Sunday, October 28, 2012

DEAR NEWT: SHUT THE HELL UP

NewsBusters reports:
Appearing on ABC's This Week, [Newt] Gingrich said of the President, "You'll notice he's canceling his trips over the hurricane. He did not cancel his trips over Benghazi."

...What Gingrich was referring to is when our consulate in Benghazi, Libya, was attacked in September, Obama flew off to a plush fundraiser in Las Vegas rather than stay in Washington, D.C., to monitor the hostilities.

By contrast, as Hurricane Sandy bears down on the East Coast, Obama has canceled some campaign events.
OK, a little perspective: On September 20, 1984, there was a truck-bomb explosion at the U.S. embassy annex in Aukar, Lebanon, just outside Beirut. Twenty-four people were killed. It was third terrorist bombing aimed at U.S. interests in Lebanon in a year and a half.

What did Ronald Reagan do on September 21, 1984? He made three campaign appearances in Iowa -- at an airport rally, a farm, and a church picnic -- despite the fact that a Des Moines Register poll showed him leading Walter Mondale in the state by 23 points. He then returned to Washington and made a well-publicized visit to the home of seven-year-old Rudolph Lee-Hines, who lived in the predominantly black Congress Heights section of Washington.

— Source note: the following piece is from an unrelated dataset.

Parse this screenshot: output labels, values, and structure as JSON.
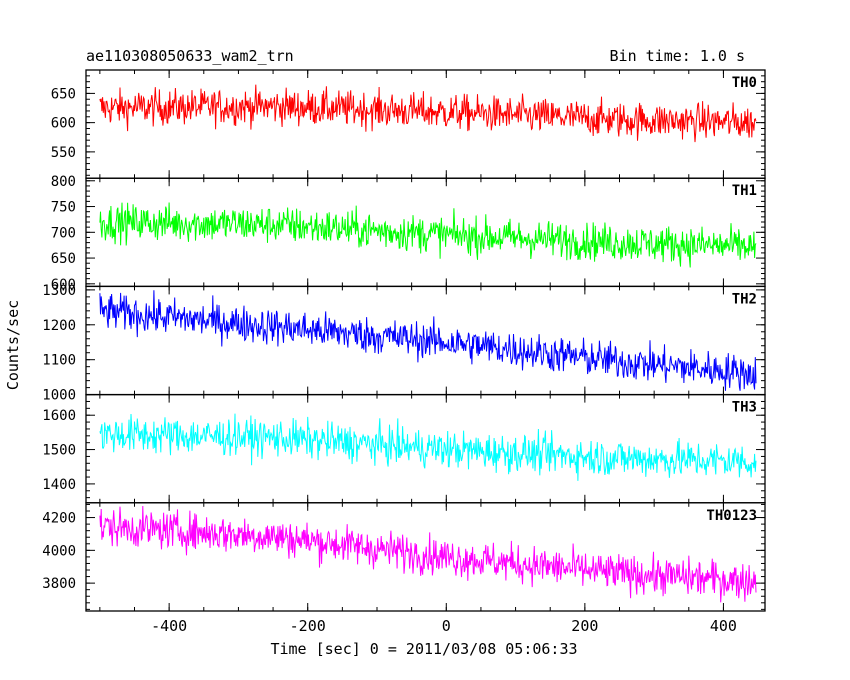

Reagan had dinner at the home of Lee-Hines, who was described in news reports as Reagan's "pen pal"; they'd exchanged several letters after a Reagan visit to the boy's school the previous March.

As a housewarming gift, Reagan brought a jar of jelly beans.

So, no, Saint Reagan didn't let terrorist attacks deter him from campaigning. I would assume Newt Gingrich would regard that as the gold standard.

6 comments:

Uncle Mike said...

I always thought "IOKIYAR" was a humorous, albeit lazy snark. But damned if it isn't a spot-on assessment of situations more and more often.

Victor said...

Well, as far as Hurricane Sandy is concerned, like in that famous New Yorker cartoon of a man who's fallen half-way down the outside of a building, when he's asked by someone who's stuck his head out the window how he's doing, the man who's falling answers, "So far, so good."

Thank goodness we never had President Newt, or that did wouldn't have even gotten some feckin' jelly beans - Newt would have eaten them before he even got there, then buggered the boy, fecked his Mom and dog, and left.

Victor said...

"kid," not 'did.'

Unknown said...

GOD I wish they'd just say the N-word and get it over with. The strain is killing Newt, among others.

Dean Booth said...

You are confusing heckling for an argument.

It does no good to respond to

Obama and Osama sittin' in a tree
K i s s i n g!

By pointing out that Obama is, in fact, not in a tree.

Grung_e_Gene said...

There is No Reagan. Only Myth Reagan who won the Cold War and Tore Down that Wall.